Mulberry Violence, la mue réussie de Youth Lagoon en Trevor Powers

À Onlike, on a déjà beaucoup écrit sur Trevor Powers. Sans pour autant l’appeler ainsi. Il était — et il sera à jamais — Youth Lagoon, pour une trilogie d’albums aussi réussis qu’intemporels.

On a donc découvert l’artiste en 2011 avec un premier disque sorti de nulle part, The Year of Hibernation. À sa voix juvénile fantomatique s’ajoutaient des mélodies aussi délicates que mélancoliques, produisant une oeuvre comme il n’en sort que tous les cinq ans. Telle une comète.

Trevor Powers, époque Youth Lagoon

On ne savait pas à l’époque, tout le processus de construction dans lequel Trevor Powers était impliqué. Son album était un journal intime (il l’avait déclaré) mais on ignorait qu’il y avait derrière toute une construction d’identité. Sept ans plus tard, et deux albums supplémentaires (Wondrous Bughouse et Savage Hills Ballroom) Trevor Powers est devenu Trevor Powers.

Trevor Powers, aka Trevor Powers

Dire que son style s’est affirmé serait un euphémisme. Mais cette construction musicale s’avère passionnante à observer, à écouter. Bien loin d’une rupture : une élaboration. Minutieuse, méthodique, comme les tatouages qui viennent se rajouter au fur et à mesure sur son corps, Trevor Powers a repris de sa trilogie initiale les éléments qu’il a dilués dans sa nouvelle création.
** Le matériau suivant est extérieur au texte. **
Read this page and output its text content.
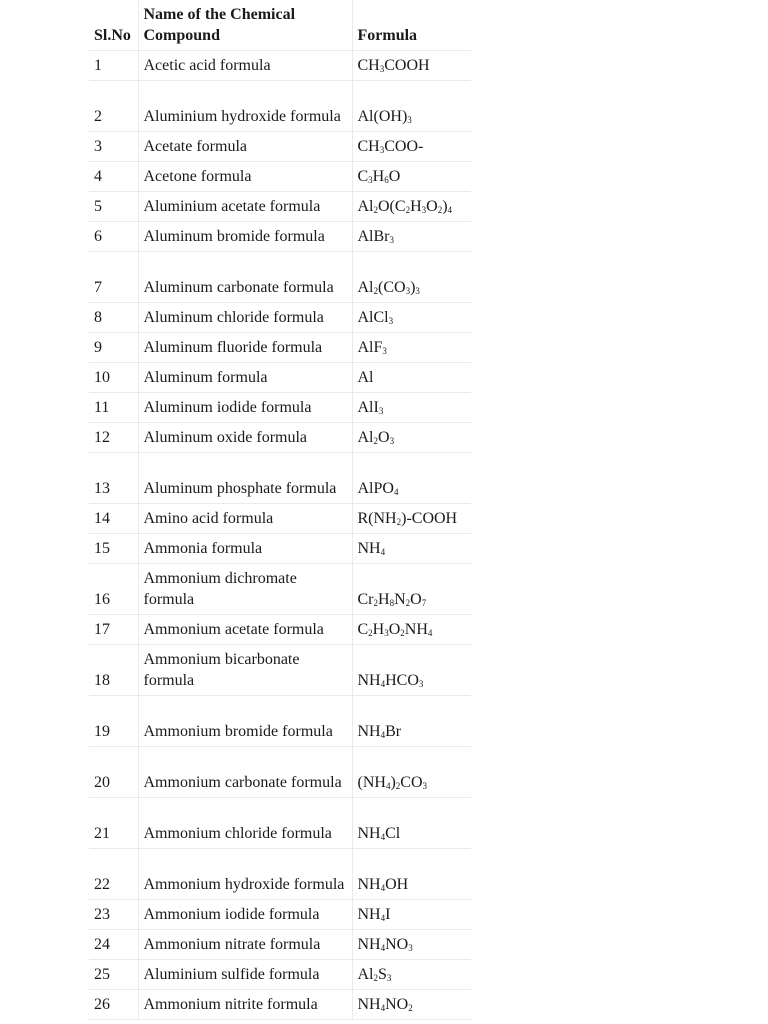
Sl.No	Name of the Chemical Compound	Formula
1	Acetic acid formula	$CH_3COOH$
2	Aluminium hydroxide formula	$Al(OH)_3$
3	Acetate formula	$CH_3COO-$
4	Acetone formula	$C_3H_6O$
5	Aluminium acetate formula	$Al_2O(C_2H_3O_2)_4$
6	Aluminum bromide formula	AlBr$_3$
7	Aluminum carbonate formula	$Al_2(CO_3)_3$
8	Aluminum chloride formula	AlCl$_3$
9	Aluminum fluoride formula	AlF$_3$
10	Aluminum formula	Al
11	Aluminum iodide formula	AlI$_3$
12	Aluminum oxide formula	$Al_2O_3$
13	Aluminum phosphate formula	AlPO$_4$
14	Amino acid formula	$R(NH_2)$-COOH
15	Ammonia formula	$NH_4$
16	Ammonium dichromate formula	$Cr_2H_8N_2O_7$
17	Ammonium acetate formula	$C_2H_3O_2NH_4$
18	Ammonium bicarbonate formula	$NH_4HCO_3$
19	Ammonium bromide formula	$NH_4Br$
20	Ammonium carbonate formula	$(NH_4)_2CO_3$
21	Ammonium chloride formula	$NH_4Cl$
22	Ammonium hydroxide formula	$NH_4OH$
23	Ammonium iodide formula	$NH_4I$
24	Ammonium nitrate formula	$NH_4NO_3$
25	Aluminium sulfide formula	$Al_2S_3$
26	Ammonium nitrite formula	$NH_4NO_2$
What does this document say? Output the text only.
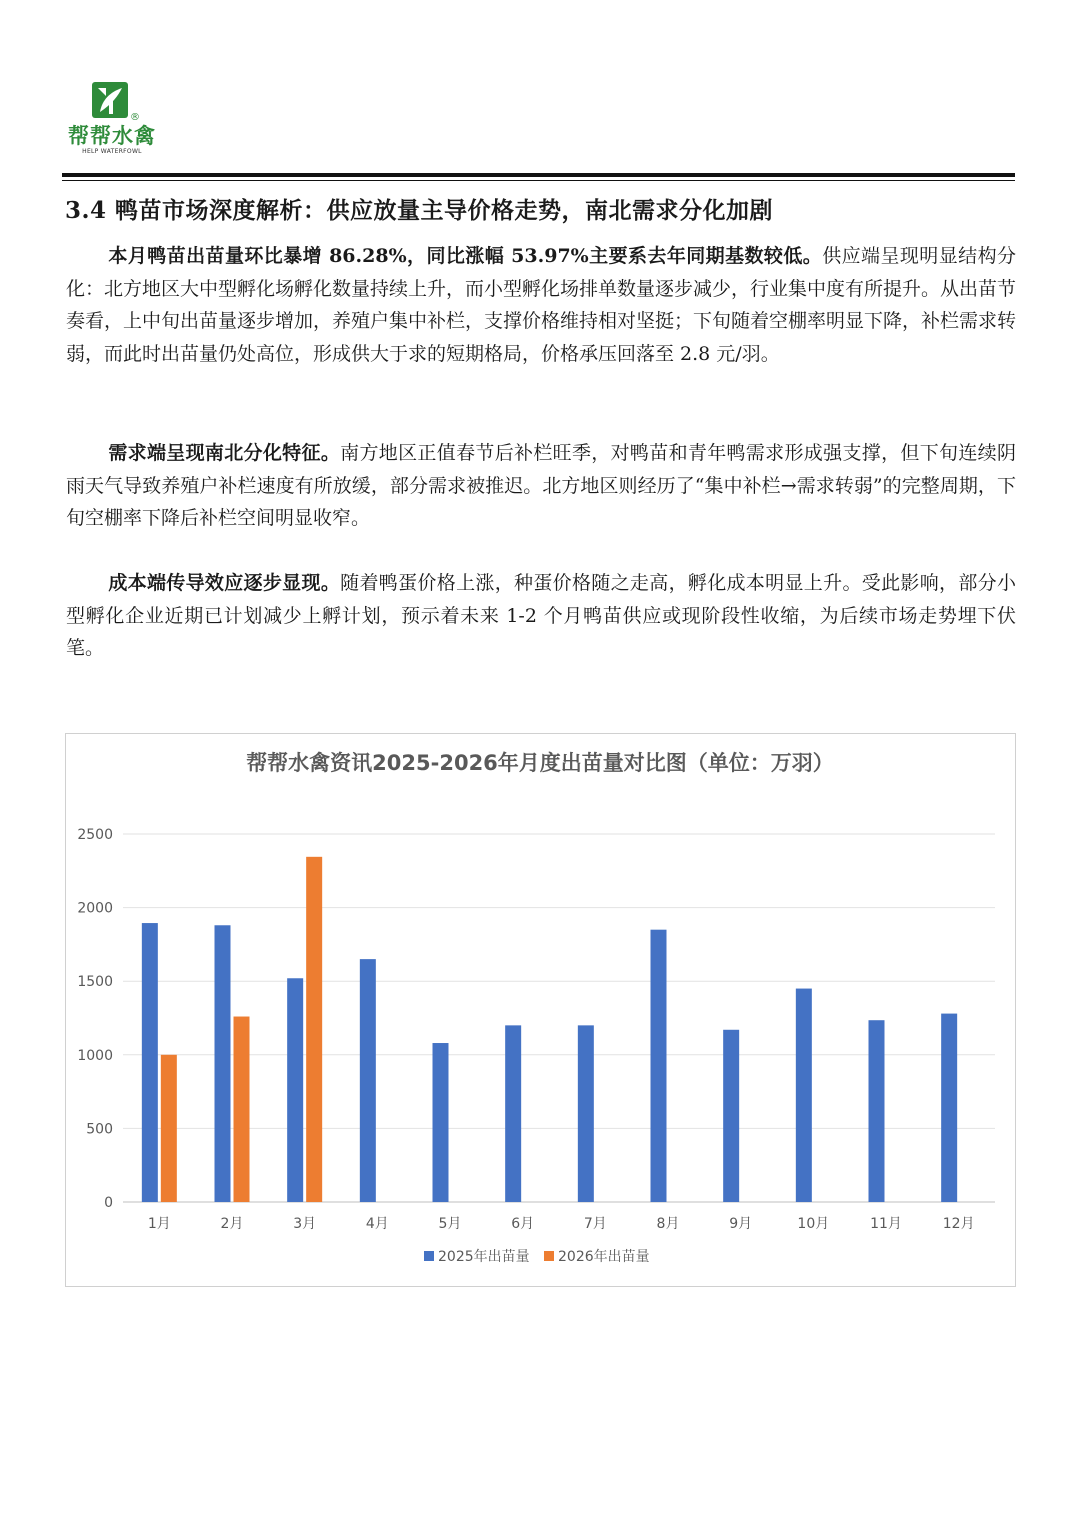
®
帮帮水禽
HELP WATERFOWL
3.4 鸭苗市场深度解析：供应放量主导价格走势，南北需求分化加剧
本月鸭苗出苗量环比暴增 86.28%，同比涨幅 53.97%主要系去年同期基数较低。供应端呈现明显结构分化：北方地区大中型孵化场孵化数量持续上升，而小型孵化场排单数量逐步减少，行业集中度有所提升。从出苗节奏看，上中旬出苗量逐步增加，养殖户集中补栏，支撑价格维持相对坚挺；下旬随着空棚率明显下降，补栏需求转弱，而此时出苗量仍处高位，形成供大于求的短期格局，价格承压回落至 2.8 元/羽。
需求端呈现南北分化特征。南方地区正值春节后补栏旺季，对鸭苗和青年鸭需求形成强支撑，但下旬连续阴雨天气导致养殖户补栏速度有所放缓，部分需求被推迟。北方地区则经历了“集中补栏→需求转弱”的完整周期，下旬空棚率下降后补栏空间明显收窄。
成本端传导效应逐步显现。随着鸭蛋价格上涨，种蛋价格随之走高，孵化成本明显上升。受此影响，部分小型孵化企业近期已计划减少上孵计划，预示着未来 1-2 个月鸭苗供应或现阶段性收缩，为后续市场走势埋下伏笔。
帮帮水禽资讯2025-2026年月度出苗量对比图（单位：万羽）
0
500
1000
1500
2000
2500
1月	2月	3月	4月	5月	6月	7月	8月	9月	10月	11月	12月
2025年出苗量 2026年出苗量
Les petits sons « grotesques et envoûtants » qu’il a travaillés pendant deux ans après la fin du projet Youth Lagoon, ont servi de base à l’élaboration de Mulberry Violence. On y retrouve évidemment la douceur de sa voix — avec des exceptions notables, à l’instar de Film It All — mais une plus grande dureté des sonorités, moins atmosphériques. Des rythmes également, comme celui de Clad In Skin, morceau à l’ambiance jazzy déstructurée, des plus efficaces.

On retrouve aussi ses expérimentations, sombres, tourmentées voire torturées (Squelch). Comme un miroir de sa propre personnalité et de l’image que l’artiste continue de diffuser.

Artiste californien né en 1989, avec une expérience musicale équivalent au double ou au triple de son âge, Trevor Powers signe donc un « premier » album qui est loin d’en être un, tant la richesse de son univers lui permet une palette d’une rare intensité. C’est beau.